Police sometimes will put more than one co-defendant-arrestee in the same police vehicle, to transport to the jail or police station. It may be tempting for the arrested co-defendants then to begin talking in hushed tones. However, if they are being recorded — surreptitiously or not — good luck for their later efforts to use the Fourth Amendment in seeking to suppress such recordings, and good luck with their expecting their hushed tones to bypass audibility by audio-recording devices.

The Seventh Circuit recently stated that:

“[F]ederal and state courts ha[ve] concluded with apparent unanimity that a person has no objectively reasonable expectation of privacy while seated in a marked patrol car. See United States v. Dunbar, 553 F.3d 48, 57 (1st Cir. 2009); United States v. Turner, 209 F.3d 1198, 1200–01 (10th Cir. 2000); Clark, 22 F.3d at 801‐02; McKinnon, 985 F.2d at 527–28; United States v. Fridie, 442 F. App’x 839, 841 (4th Cir. 2011) (per curiam) (non‐precedential decision); United States v. Carter, 117 F.3d 1418 (table), 1997 WL 336290 (5th Cir. June 5, 1997) (per curiam) (unpublished); United States v. Sallee, No. 91 CR 20006‐19, 1991 WL 352613, at *2 (N.D. Ill. Oct. 24, 1991)       collecting state cases); State v. Torgrimson, 637 N.W.2d 345, 350 (Minn. Ct. App. 2002); State v. Ramirez, 535 N.W.2d 847, 850 (S.D. 1995) (collecting cases); State v. Smith, 641 So.2d 849, 852 (Fla. 1994); People v. Crowson, 660 P.2d 389, 392‐93 (Cal. 1983) (plurality), overruled in part on other grounds by People v. Myers, 858  P.2d  301  (Cal.  1993).  Those  holdings  have  deemed  it immaterial whether the individual has been arrested, temporarily detained, or simply invited to sit in the car while the police conduct an investigation. See, e.g., Turner, 209 F.3d at 1201 (“whether an individual is in custody does not materially affect an expectation of privacy in a police car”) (following McKinnon, 985 F.2d at 528 (“[w]e find no persuasive distinction between pre‐arrest and post‐arrest situations in this case”) (collecting cases)).”

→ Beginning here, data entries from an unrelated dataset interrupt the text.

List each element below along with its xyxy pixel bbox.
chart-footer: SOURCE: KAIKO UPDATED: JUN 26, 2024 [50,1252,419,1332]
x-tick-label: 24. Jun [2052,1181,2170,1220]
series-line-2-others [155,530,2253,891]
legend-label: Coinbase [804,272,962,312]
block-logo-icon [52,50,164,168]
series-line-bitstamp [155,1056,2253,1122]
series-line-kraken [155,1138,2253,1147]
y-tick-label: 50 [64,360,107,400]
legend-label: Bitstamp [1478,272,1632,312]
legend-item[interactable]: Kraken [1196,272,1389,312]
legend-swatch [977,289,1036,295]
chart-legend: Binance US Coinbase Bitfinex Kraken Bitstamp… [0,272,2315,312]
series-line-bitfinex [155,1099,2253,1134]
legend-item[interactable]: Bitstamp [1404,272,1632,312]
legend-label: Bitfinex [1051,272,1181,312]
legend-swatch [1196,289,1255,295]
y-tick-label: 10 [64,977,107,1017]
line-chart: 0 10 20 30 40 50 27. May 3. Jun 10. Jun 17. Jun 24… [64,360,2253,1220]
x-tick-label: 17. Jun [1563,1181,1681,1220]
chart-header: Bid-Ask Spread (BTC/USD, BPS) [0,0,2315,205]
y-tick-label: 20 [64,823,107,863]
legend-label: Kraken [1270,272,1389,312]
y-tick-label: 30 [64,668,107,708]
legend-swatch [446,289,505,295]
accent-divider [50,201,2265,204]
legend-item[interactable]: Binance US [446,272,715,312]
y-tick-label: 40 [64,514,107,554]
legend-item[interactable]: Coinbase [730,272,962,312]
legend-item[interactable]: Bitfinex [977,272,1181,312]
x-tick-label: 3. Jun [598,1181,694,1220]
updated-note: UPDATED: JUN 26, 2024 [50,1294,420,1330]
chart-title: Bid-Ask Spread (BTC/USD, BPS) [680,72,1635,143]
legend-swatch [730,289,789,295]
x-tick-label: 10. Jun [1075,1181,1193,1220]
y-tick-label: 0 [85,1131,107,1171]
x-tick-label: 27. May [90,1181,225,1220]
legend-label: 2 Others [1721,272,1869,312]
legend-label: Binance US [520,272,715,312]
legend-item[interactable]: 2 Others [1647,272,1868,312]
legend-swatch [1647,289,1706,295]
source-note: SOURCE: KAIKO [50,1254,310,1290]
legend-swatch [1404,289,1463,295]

U.S. v. Cornelius Paxton, ___ F.3d ___ (7th Cir., Feb. 17, 2017).

Paxton applies its ruling to all types of police vehicles:

This case requires us to confront the issue we left open in Webster and to decide whether the unique features of police vans and squadrols support an expectation of privacy that society is prepared to recognize as reasonable. Although we agree with Judges Castillo and Gettleman that distinctions can be drawn between a squad car on the one hand and a police squadrol or van on the other, we believe those distinctions matter more as to a detainee’s subjective expectation of privacy than they do to the objective reasonableness ofthat expectation of privacy. The enclosed nature of the detainee compartment in a van like the one used to transport the defendants in this case may cause a detainee to think that he cannot be overheard. See R. 156‐1 (declaration of Matthew Webster) ¶ 3 (“I believed that the conversation was private because it was in a separate, enclosed area of the paddy wagon and not in a squad car, and because we had the conversation when no agents or officers were present and the van door was shut … .”). But given the inescapable fact that a detainee has been taken into custody and placed into a marked police vehicle for transport to a law enforcement facility, we are not convinced that any expectation of privacy on the part of the detainee in the van is one that society is prepared to recognize as reasonable.”


Of course, when a person does not have a reasonable expectation of privacy, Fourth Amendment protection does not apply. Rideout v. Virginia, 62 Va.App. 779, 785-86 (2014).